Perhaps his body had understood it before his mind did, this idea of work as prayer. But it’s not until Yuzuru goes through the awakening in the second half, that his mind becomes fully enlightened to it.
And once he awakens, Yuzuru re-prays.
by N (@satokomiyahara) & J (@girlsaint)
I feel like I need to re-read and re-read this again, but so much resonates. Above all, the idea of work as prayer, the idea of honing one’s craft with its endless repetitions in search of something pure that resembles the ritualistic, repetitive nature of prayers, from chants to rosaries. It reminds me of Yuzuru’s practices, the sense of peace that frequently appears on his face as he performs cooldowns….his devotion to practice is often framed as a dogged pursuit of perfection, but maybe perfection isn’t always the right term - maybe it is a pursuit of clarity instead. I can’t help but think of his interviews in (I think) J-Nats 2021, when he spoke about the way skating to his past programs allowed him to find his way home, out of the spiralling doubts and darkness - that, too, feels like a prayer.

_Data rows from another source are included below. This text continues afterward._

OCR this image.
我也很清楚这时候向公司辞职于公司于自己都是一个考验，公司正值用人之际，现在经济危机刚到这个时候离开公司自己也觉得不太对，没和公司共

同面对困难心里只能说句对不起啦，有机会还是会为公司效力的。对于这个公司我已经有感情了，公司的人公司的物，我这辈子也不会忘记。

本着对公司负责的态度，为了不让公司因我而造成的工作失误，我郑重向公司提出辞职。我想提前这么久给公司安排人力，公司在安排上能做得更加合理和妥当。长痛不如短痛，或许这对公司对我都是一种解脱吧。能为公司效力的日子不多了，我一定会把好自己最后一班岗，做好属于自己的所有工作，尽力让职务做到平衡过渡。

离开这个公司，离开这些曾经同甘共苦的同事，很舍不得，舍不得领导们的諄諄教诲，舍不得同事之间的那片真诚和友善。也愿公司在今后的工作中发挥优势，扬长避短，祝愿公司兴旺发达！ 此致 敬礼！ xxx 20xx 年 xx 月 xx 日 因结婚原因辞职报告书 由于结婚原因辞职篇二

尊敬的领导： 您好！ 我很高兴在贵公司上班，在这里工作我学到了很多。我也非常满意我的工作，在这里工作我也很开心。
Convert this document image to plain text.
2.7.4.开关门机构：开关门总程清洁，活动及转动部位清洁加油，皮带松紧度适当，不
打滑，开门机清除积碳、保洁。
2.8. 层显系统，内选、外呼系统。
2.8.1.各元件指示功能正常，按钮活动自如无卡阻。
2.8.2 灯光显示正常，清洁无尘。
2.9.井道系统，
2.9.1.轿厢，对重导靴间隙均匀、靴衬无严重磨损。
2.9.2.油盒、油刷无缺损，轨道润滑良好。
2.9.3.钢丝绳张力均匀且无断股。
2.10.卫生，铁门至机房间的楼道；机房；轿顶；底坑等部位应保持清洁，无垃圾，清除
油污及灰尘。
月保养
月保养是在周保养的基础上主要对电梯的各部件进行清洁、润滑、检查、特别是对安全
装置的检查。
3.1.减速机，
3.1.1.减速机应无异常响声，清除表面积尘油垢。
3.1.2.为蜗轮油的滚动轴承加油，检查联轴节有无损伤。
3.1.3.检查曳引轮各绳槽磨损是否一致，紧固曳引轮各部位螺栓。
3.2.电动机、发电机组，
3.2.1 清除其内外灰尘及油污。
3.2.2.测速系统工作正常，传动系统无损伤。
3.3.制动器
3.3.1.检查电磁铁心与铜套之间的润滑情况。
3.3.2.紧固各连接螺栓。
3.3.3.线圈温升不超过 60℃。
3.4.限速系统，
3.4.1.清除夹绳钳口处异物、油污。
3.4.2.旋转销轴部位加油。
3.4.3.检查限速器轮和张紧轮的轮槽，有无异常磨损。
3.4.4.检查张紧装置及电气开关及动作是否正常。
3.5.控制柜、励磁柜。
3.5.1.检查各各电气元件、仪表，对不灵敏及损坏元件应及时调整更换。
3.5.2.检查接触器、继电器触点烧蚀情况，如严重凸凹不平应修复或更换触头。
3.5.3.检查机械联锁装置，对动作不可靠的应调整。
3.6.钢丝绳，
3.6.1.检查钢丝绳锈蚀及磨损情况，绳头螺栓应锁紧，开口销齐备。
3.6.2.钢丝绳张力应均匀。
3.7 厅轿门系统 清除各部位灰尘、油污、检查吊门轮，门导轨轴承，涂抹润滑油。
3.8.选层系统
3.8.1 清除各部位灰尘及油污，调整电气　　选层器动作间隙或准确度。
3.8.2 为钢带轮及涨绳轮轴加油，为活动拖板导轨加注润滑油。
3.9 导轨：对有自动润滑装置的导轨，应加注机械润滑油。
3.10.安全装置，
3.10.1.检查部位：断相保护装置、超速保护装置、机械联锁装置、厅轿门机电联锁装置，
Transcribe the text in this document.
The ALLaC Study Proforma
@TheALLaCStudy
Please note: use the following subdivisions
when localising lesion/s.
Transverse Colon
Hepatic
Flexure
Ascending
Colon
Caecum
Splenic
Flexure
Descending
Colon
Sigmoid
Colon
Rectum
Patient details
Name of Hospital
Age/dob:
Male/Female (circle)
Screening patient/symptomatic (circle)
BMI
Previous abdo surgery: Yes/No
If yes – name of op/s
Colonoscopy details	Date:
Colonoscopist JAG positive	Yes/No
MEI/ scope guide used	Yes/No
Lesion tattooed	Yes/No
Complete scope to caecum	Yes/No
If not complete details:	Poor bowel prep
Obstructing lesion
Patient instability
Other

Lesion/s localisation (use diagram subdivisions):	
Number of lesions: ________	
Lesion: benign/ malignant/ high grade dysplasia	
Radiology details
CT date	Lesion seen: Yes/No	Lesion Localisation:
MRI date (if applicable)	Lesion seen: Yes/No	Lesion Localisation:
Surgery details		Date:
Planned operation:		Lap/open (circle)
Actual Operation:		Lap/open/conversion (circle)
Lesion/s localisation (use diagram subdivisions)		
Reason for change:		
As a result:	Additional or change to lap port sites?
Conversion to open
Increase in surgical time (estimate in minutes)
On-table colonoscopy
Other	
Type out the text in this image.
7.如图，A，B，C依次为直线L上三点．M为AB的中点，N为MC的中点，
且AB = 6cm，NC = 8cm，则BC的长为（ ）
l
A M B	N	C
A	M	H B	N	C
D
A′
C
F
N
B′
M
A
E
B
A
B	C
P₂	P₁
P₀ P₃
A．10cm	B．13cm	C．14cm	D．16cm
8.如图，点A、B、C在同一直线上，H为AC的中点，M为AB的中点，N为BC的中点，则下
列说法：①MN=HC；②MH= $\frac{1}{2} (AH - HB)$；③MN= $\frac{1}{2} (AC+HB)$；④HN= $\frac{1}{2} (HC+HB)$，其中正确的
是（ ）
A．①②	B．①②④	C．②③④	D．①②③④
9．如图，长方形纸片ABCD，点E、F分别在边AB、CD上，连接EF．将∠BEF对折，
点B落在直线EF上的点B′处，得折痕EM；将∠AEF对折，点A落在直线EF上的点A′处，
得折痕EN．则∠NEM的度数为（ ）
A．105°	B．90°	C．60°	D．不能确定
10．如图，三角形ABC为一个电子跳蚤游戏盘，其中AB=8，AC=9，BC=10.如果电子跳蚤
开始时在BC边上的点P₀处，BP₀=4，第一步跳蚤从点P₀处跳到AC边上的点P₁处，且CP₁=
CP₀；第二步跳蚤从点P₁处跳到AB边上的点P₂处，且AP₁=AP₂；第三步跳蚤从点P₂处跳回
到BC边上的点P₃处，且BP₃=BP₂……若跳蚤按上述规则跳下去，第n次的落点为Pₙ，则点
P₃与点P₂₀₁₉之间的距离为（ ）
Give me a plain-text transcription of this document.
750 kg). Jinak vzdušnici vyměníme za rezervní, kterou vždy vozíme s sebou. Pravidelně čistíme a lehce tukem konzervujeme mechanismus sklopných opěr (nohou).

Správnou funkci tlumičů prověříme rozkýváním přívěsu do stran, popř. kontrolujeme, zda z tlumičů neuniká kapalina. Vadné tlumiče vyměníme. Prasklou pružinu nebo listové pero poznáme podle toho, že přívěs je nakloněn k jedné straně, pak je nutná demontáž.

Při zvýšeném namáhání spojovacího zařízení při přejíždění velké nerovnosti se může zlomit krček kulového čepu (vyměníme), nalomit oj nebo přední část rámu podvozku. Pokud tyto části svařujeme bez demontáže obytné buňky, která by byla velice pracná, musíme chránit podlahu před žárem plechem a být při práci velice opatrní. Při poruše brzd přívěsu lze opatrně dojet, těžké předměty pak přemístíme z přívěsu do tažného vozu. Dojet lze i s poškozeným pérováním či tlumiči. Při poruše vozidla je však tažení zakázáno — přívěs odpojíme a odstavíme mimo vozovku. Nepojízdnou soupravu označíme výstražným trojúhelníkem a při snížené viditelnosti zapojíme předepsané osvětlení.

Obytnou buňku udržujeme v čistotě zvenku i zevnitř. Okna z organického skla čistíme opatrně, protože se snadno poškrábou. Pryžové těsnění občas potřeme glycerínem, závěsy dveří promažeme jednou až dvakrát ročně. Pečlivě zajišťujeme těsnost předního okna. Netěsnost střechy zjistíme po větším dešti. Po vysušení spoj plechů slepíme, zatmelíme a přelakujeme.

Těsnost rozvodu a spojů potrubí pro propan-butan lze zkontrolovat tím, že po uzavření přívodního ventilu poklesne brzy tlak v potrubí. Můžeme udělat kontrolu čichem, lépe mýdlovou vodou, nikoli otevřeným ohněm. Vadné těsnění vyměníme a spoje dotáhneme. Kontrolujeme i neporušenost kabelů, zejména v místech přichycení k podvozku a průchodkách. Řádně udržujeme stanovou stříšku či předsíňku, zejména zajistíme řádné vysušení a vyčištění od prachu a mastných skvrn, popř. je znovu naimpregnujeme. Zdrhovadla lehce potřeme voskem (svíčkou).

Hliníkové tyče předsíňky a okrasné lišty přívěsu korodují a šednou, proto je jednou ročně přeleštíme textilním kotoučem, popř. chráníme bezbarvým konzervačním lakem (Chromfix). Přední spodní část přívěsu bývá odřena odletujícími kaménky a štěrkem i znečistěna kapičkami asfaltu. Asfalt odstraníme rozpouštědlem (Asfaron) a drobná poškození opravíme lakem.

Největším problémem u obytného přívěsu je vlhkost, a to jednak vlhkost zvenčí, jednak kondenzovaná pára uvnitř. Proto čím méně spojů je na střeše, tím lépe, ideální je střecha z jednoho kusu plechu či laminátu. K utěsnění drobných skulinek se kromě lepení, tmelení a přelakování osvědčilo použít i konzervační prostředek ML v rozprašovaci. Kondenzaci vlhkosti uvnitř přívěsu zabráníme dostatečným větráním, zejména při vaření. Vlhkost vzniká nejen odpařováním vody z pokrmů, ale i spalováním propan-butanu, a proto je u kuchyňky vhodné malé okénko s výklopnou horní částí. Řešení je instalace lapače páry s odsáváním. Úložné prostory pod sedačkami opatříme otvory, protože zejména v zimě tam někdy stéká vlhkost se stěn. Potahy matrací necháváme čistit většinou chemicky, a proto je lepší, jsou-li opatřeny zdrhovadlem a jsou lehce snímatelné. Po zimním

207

The choice of haru yo koi, the program that provides so much healing and catharsis within his last 4 years, feels very aptly positioned then - it indeed represents Yuzuru’s work that is perhaps most unheralded, no glory attached to it, yet like the smallest flowers that bloom in spring, its transformative power to bring hope and to reflect the beauty of being human with all its impermanence is immense.